Poster
Raising the Bar: Investigating the Values of Large Language Models via Generative Evolving Testing
Han Jiang · Xiaoyuan Yi · Zhihua Wei · Ziang Xiao · Shu Wang · Xing Xie
East Exhibition Hall A-B #E-1910
Warning: Contains harmful model outputs.Despite significant advancements, the propensity of Large Language Models (LLMs) to generate harmful and unethical content poses critical challenges.Measuring value alignment of LLMs becomes crucial for their regulation and responsible deployment.
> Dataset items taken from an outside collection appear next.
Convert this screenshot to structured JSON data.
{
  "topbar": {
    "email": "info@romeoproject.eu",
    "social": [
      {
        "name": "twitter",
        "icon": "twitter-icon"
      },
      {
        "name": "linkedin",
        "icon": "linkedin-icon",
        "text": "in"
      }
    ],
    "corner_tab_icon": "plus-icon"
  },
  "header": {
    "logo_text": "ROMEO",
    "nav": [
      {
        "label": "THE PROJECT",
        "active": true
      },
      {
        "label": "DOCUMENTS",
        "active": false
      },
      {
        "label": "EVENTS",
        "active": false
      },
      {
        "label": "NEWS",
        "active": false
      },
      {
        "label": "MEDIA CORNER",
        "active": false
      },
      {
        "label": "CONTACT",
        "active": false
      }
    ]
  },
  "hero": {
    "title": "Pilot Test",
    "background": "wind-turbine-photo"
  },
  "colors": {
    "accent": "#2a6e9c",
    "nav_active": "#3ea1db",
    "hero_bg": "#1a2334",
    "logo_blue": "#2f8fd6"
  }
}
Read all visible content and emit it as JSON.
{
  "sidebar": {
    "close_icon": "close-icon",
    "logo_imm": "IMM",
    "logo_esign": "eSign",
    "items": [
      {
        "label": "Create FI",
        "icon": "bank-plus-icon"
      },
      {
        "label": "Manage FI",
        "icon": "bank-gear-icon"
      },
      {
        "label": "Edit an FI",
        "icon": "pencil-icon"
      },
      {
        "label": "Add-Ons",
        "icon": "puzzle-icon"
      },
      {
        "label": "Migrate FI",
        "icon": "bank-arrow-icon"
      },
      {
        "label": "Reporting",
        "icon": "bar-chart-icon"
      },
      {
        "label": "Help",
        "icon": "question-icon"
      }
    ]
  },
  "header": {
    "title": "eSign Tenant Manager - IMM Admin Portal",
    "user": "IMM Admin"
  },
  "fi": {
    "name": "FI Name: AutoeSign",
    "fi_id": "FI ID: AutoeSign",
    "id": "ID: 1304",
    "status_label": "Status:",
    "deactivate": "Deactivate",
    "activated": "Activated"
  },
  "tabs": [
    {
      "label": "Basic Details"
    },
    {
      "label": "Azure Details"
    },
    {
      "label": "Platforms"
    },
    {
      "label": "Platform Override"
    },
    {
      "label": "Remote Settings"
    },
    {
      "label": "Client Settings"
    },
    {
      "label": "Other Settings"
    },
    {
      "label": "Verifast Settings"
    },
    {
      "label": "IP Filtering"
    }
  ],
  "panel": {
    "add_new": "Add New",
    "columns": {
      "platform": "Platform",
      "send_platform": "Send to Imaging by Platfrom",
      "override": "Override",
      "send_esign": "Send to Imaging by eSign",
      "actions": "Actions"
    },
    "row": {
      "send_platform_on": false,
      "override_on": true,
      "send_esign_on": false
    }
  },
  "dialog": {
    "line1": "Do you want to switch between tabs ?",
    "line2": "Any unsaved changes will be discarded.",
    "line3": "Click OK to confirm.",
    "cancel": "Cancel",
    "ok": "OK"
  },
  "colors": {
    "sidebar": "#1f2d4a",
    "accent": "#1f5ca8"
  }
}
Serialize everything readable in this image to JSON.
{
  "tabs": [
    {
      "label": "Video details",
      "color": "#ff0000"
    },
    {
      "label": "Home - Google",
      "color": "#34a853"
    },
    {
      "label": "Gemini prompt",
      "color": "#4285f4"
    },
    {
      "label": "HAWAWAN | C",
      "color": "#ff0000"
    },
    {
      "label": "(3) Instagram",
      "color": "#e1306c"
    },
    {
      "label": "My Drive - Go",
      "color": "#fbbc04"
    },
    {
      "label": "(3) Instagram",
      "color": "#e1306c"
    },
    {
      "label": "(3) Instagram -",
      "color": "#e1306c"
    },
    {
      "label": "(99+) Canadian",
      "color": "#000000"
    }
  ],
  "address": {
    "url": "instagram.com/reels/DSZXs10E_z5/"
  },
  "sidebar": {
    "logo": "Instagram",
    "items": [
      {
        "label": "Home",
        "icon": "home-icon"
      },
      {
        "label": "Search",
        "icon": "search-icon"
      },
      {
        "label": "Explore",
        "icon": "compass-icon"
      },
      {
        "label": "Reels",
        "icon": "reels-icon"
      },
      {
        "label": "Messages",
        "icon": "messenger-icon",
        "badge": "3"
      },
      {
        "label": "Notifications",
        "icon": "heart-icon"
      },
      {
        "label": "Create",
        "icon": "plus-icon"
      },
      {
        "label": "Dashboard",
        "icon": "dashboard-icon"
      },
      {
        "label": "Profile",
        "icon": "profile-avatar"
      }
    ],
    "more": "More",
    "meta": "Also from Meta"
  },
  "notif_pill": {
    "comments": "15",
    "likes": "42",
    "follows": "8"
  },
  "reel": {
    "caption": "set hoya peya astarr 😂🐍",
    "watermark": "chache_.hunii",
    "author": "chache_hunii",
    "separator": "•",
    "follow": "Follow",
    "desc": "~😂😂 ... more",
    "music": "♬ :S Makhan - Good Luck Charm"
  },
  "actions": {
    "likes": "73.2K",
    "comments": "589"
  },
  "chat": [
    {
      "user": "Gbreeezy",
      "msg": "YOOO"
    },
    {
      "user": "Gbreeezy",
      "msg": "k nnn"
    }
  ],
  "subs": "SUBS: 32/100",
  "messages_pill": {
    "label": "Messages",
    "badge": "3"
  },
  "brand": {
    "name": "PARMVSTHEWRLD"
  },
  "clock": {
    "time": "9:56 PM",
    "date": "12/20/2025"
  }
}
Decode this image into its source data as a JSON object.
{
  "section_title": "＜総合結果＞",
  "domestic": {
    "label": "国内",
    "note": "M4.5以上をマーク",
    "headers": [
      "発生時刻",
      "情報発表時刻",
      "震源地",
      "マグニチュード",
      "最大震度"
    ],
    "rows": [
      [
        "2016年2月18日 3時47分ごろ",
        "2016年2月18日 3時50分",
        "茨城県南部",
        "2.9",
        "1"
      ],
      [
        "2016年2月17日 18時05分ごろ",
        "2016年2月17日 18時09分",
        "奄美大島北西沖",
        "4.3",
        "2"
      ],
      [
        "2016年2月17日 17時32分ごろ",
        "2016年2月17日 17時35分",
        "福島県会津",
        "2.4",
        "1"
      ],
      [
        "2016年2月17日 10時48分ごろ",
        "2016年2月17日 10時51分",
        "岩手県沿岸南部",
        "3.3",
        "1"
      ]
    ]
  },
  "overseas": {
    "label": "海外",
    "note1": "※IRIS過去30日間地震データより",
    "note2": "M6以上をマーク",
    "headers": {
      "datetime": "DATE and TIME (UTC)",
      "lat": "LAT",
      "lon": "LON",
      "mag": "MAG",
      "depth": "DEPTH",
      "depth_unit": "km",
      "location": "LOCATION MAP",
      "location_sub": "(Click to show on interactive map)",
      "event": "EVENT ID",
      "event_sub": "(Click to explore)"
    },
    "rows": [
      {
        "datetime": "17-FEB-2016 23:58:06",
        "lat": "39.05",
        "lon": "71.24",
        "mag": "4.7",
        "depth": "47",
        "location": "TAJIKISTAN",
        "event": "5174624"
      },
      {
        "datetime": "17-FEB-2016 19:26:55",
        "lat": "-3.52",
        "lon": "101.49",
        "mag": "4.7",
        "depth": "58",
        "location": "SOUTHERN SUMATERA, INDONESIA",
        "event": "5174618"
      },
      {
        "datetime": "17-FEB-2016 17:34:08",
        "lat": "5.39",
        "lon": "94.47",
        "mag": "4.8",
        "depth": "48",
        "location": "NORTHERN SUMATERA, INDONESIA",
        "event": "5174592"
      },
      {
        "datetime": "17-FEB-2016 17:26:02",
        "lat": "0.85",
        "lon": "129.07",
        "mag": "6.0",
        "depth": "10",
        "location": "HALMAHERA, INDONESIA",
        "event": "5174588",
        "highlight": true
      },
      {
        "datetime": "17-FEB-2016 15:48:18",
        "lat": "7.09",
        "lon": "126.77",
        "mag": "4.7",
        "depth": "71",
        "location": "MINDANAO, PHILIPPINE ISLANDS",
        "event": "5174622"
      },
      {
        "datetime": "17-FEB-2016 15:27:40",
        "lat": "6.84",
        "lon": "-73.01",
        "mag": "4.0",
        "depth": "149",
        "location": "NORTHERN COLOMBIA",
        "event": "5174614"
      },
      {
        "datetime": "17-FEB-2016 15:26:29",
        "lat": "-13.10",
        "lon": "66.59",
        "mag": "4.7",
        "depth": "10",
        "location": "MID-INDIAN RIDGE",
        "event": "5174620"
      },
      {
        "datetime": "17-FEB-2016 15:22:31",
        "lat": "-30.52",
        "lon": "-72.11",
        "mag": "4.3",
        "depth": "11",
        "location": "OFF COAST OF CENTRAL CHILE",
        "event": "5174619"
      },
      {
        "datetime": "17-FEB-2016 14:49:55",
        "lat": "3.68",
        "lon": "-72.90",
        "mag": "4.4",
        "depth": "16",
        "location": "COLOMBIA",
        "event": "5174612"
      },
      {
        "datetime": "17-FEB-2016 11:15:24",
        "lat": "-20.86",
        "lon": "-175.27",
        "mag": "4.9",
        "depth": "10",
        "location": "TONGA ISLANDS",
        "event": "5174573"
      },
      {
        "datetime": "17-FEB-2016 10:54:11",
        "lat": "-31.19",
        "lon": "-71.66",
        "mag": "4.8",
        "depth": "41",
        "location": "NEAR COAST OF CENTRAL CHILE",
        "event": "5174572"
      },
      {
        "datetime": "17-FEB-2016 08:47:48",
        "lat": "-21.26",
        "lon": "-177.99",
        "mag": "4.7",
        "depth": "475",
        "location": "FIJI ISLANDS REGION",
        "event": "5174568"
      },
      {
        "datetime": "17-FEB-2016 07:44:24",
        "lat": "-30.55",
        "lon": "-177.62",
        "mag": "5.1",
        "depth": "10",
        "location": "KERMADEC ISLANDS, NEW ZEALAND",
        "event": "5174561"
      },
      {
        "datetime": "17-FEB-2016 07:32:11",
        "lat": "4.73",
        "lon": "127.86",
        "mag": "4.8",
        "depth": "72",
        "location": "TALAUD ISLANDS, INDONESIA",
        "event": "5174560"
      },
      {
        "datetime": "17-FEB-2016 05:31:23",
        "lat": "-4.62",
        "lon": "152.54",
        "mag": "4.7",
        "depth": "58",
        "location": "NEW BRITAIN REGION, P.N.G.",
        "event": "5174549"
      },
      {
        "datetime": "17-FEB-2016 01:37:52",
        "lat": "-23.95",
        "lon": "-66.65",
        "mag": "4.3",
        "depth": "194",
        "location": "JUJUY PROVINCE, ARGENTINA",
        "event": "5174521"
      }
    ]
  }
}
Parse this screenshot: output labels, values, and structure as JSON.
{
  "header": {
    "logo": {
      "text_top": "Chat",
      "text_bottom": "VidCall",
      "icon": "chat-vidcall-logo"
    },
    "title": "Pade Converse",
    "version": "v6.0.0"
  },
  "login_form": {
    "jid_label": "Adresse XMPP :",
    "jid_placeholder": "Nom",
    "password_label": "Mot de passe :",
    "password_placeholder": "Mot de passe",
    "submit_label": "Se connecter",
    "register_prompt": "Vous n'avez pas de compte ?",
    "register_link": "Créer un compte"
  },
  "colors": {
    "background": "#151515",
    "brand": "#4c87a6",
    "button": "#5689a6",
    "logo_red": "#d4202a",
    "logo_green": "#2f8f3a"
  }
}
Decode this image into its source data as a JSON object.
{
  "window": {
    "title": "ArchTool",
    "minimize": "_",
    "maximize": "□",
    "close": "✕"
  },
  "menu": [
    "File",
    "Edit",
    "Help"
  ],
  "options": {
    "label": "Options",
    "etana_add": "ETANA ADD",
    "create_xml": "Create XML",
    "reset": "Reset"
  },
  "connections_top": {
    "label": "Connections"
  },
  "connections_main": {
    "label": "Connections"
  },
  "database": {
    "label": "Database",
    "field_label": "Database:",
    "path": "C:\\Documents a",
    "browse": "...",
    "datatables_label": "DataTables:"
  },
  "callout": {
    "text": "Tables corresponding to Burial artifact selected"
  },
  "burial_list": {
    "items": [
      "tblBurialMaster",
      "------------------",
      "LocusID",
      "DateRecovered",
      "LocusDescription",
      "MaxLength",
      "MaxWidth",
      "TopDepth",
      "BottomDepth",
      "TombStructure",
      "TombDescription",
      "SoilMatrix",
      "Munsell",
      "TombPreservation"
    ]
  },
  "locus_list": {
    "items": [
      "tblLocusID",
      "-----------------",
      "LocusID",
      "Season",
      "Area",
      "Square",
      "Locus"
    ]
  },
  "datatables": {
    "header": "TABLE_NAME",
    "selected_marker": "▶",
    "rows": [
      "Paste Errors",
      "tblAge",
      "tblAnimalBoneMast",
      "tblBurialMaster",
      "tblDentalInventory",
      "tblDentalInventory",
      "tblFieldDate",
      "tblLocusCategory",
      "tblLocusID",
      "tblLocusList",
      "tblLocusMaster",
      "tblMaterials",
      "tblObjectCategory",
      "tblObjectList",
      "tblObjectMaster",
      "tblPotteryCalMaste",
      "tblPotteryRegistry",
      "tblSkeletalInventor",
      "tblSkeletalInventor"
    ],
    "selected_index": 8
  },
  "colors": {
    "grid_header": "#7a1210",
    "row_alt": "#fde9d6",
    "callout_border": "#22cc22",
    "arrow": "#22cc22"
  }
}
Although numerous benchmarks have been constructed to assess social bias, toxicity, and ethical issues in LLMs, those static benchmarks suffer from evaluation chronoeffect, in which, as models rapidly evolve, existing benchmarks may leak into training data or become saturated, overestimating ever-developing LLMs. To tackle this problem, we propose GETA, a novel generative evolving testing approach based on adaptive testing methods in measurement theory. Unlike traditional adaptive testing methods that rely on a static test item pool, GETA probes the underlying moral boundaries of LLMs by dynamically generating test items tailored to model capability. GETA co-evolves with LLMs by learning a joint distribution of item difficulty and model value conformity, thus effectively addressing evaluation chronoeffect. We evaluated various popular LLMs with GETA and demonstrated that 1) GETA can dynamically create difficulty-tailored test items and 2) GETA's evaluation results are more consistent with models' performance on unseen OOD and i.i.d. items, laying the groundwork for future evaluation paradigms.
Large language models (LLMs), like ChatGPT, have made big strides in recent years—but they still sometimes produce harmful or unethical content. To use these tools responsibly, we need reliable ways to measure how well they align with human values. Unfortunately, most current evaluation methods rely on fixed test sets that can become outdated or even show up in the models’ training data, making them less useful over time.Our research introduces a new approach called GETA (Generative Evolving Testing Approach), which solves this problem by generating fresh, tailored test questions on the fly. Inspired by testing methods used in education, GETA adjusts the difficulty of each question based on the model’s abilities and adapts as models evolve.We tested GETA on several popular LLMs and found it could better track how well these models behave in unfamiliar situations—something static tests struggle with. This work matters because it offers a smarter, more future-proof way to evaluate the ethical behavior of LLMs, helping ensure they’re safe and trustworthy as they continue to grow more powerful.